Consuming repos get these drop-ins from examples/:

Development

Setup

npm install

Running the CLI locally

You do not need to build to run the CLI. npm run dev executes the TypeScript source directly through tsx, so edit src/ and run immediately.

Pass CLI args after a -- (npm forwards everything after it to the script):

npm run dev -- <command> <args>          # e.g. init / build / status / refresh

The -- is required. Without it, npm eats the flags and the command silently does nothing.

Safe scaffold into a throwaway dir (never touches your home or global config — init only writes into the <place> you name, and is idempotent):

npm run dev -- init /tmp/agt-playground
# created: /tmp/agt-playground/.agent/manifest.yaml
# created: /tmp/agt-playground/.agent/context.md

Full multi-layer build against the bundled fixtures — a real registry + personal + org + repo wired up under test/fixtures/, so you can see composition end-to-end without inventing config:

npm run dev -- build test/fixtures/work/acme/api-service \
  --registry test/fixtures/registry.yaml \
  --personal test/fixtures/personal

This writes CLAUDE.md, GEMINI.md, .claude/, .gemini/, .mcp.json into the fixture place. They land as untracked files — discard them with git clean -fd test/fixtures/work/.

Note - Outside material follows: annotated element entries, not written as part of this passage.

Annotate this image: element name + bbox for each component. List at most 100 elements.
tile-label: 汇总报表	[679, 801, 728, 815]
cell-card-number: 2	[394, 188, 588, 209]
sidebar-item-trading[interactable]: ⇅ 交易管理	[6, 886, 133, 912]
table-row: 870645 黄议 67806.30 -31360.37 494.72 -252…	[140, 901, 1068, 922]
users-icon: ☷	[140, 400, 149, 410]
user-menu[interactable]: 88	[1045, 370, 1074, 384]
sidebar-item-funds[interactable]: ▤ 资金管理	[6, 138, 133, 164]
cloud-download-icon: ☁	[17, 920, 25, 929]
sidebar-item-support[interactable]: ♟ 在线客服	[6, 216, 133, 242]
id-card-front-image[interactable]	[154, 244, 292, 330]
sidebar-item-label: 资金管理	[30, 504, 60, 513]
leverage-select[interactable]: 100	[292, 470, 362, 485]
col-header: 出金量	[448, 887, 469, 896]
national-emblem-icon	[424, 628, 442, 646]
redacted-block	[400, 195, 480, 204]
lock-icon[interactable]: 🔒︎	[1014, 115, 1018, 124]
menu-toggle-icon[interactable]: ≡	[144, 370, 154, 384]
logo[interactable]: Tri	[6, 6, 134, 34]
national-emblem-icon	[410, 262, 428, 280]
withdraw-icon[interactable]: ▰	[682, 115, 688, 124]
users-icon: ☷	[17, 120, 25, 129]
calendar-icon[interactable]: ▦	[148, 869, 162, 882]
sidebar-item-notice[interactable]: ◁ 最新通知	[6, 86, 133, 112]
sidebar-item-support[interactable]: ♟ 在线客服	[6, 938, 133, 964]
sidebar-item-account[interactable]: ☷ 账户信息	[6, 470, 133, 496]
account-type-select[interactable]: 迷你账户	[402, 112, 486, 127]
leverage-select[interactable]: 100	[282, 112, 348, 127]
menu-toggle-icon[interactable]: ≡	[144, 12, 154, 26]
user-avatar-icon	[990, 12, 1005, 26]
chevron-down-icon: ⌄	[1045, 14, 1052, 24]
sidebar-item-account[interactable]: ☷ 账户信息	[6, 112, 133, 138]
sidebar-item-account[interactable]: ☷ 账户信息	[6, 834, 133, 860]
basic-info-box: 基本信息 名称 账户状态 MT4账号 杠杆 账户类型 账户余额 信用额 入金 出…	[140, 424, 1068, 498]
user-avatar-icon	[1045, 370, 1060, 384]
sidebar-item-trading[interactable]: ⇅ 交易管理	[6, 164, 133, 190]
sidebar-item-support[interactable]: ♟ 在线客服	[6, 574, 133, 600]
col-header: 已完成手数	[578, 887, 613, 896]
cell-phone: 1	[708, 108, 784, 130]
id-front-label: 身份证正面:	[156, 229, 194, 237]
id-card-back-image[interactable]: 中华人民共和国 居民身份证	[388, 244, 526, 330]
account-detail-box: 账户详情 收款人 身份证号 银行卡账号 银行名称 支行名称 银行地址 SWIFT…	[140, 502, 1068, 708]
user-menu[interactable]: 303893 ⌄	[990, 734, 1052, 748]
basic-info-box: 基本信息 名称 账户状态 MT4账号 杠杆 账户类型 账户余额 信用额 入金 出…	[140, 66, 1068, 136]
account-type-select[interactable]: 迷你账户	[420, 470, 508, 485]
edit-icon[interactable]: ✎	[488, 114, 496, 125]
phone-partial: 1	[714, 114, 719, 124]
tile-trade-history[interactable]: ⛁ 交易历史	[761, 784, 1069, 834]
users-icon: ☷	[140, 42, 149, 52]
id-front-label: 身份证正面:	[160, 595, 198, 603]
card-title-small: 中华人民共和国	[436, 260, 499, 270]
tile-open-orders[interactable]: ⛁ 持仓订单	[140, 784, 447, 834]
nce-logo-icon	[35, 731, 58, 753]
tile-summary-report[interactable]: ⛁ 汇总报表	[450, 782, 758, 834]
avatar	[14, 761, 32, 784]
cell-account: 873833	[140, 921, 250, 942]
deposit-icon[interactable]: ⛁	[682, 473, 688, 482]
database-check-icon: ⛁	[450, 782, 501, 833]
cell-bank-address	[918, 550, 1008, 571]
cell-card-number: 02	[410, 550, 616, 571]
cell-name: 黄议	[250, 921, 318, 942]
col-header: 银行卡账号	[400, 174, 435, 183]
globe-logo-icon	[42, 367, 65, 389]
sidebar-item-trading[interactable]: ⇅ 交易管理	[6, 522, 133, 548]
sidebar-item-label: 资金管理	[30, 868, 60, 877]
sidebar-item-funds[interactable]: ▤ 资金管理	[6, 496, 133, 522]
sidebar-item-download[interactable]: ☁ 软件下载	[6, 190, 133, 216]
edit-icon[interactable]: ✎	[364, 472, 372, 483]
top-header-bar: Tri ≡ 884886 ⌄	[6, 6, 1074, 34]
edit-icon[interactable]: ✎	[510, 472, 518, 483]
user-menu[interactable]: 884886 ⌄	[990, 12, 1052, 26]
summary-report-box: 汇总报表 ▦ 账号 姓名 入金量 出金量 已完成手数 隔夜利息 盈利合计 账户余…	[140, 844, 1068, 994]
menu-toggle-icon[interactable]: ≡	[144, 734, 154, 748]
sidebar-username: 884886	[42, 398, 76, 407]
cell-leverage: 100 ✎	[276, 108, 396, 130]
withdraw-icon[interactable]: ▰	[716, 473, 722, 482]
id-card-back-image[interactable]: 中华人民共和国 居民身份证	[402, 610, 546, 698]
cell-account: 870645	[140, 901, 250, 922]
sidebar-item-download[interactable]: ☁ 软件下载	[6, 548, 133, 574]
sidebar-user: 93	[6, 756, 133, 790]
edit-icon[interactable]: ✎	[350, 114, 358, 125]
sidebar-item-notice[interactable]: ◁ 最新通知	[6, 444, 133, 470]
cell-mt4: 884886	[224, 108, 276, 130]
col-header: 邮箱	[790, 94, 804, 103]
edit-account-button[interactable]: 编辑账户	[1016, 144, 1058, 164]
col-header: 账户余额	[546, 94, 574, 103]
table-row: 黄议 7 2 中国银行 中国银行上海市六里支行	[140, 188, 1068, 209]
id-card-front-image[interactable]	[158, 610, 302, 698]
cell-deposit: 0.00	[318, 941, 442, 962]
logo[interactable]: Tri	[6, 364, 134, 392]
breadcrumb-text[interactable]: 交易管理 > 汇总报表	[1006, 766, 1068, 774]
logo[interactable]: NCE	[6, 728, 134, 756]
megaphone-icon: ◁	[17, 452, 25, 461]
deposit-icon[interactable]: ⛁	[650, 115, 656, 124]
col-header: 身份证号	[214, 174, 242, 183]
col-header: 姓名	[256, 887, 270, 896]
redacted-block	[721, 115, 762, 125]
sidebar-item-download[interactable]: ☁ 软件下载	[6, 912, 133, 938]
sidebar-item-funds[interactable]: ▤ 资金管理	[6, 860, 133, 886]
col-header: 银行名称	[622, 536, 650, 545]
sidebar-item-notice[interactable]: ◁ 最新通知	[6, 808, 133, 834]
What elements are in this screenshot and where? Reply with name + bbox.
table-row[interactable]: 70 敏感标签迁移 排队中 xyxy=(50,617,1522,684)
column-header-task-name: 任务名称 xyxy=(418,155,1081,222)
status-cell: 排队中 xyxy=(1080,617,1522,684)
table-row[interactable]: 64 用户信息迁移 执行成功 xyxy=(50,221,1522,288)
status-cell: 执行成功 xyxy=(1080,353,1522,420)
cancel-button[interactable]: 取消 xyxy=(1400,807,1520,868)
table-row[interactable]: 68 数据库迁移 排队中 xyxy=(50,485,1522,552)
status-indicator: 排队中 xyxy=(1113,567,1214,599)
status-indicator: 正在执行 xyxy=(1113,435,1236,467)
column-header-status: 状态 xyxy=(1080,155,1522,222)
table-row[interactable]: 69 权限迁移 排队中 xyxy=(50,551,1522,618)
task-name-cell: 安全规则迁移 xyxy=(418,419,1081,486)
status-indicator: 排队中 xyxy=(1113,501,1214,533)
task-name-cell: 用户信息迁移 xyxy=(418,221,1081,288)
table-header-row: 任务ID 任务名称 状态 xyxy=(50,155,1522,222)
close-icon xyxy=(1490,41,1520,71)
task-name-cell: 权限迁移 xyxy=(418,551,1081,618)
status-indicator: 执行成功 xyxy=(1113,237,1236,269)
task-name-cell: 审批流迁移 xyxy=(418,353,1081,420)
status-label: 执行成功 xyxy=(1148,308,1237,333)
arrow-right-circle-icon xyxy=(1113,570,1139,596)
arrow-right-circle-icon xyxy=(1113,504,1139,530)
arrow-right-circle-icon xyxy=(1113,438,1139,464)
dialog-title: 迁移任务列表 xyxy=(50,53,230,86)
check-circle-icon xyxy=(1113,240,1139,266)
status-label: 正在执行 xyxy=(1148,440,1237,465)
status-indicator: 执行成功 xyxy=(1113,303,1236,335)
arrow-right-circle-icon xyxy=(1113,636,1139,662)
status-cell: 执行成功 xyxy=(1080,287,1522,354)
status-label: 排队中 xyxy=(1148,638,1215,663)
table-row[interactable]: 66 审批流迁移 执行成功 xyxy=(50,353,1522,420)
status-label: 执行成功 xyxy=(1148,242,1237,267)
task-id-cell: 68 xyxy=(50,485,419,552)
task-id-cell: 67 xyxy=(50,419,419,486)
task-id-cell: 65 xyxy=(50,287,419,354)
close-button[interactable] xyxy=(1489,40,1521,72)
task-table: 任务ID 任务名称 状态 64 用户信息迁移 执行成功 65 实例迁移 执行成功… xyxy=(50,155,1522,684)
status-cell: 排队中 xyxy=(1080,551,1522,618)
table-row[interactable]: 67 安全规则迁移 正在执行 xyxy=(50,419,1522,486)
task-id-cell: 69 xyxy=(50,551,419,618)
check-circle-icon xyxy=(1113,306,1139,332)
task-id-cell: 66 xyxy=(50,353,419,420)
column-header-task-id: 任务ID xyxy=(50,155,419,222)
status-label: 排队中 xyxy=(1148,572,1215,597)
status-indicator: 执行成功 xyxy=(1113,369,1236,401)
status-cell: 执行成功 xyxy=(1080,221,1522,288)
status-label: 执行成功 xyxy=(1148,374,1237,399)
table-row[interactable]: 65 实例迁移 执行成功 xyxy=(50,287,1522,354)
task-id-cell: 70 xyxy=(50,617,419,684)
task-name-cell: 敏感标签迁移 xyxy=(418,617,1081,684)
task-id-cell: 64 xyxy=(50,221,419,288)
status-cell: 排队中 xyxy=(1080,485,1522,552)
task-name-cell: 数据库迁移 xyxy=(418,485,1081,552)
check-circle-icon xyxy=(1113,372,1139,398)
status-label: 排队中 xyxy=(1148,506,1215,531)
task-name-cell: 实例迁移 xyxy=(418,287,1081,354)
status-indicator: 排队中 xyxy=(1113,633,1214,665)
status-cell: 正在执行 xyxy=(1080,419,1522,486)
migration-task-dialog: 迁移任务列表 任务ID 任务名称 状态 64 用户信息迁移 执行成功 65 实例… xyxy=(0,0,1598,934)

--registry / --personal also read from AGENT_REGISTRY / AGENT_PERSONAL, so you can export them once and keep commands terse:

export AGENT_REGISTRY=test/fixtures/registry.yaml
export AGENT_PERSONAL=test/fixtures/personal
npm run dev -- status  test/fixtures/work/acme/api-service
npm run dev -- build   test/fixtures/work/acme/api-service --check   # CI gate

Tip: keep all manual experiments under /tmp/... or test/fixtures/. Because init/build write only into the <place> argument, pointing them at a scratch dir means you can never clobber your real working tree.

Running the compiled binary

To exercise the published entrypoint (bin/agent-ctxdist/cli.js) you must build first:

npm run build               # tsc -> dist/
node bin/agent-ctx init /tmp/agt-playground

Test & typecheck

npm test           # vitest run — isolated, uses test/fixtures, no global writes
npm run test:watch # vitest in watch mode
npm run typecheck  # tsc --noEmit

Tests import modules directly (they never shell out to the CLI), so they need no build and have no side effects on your environment.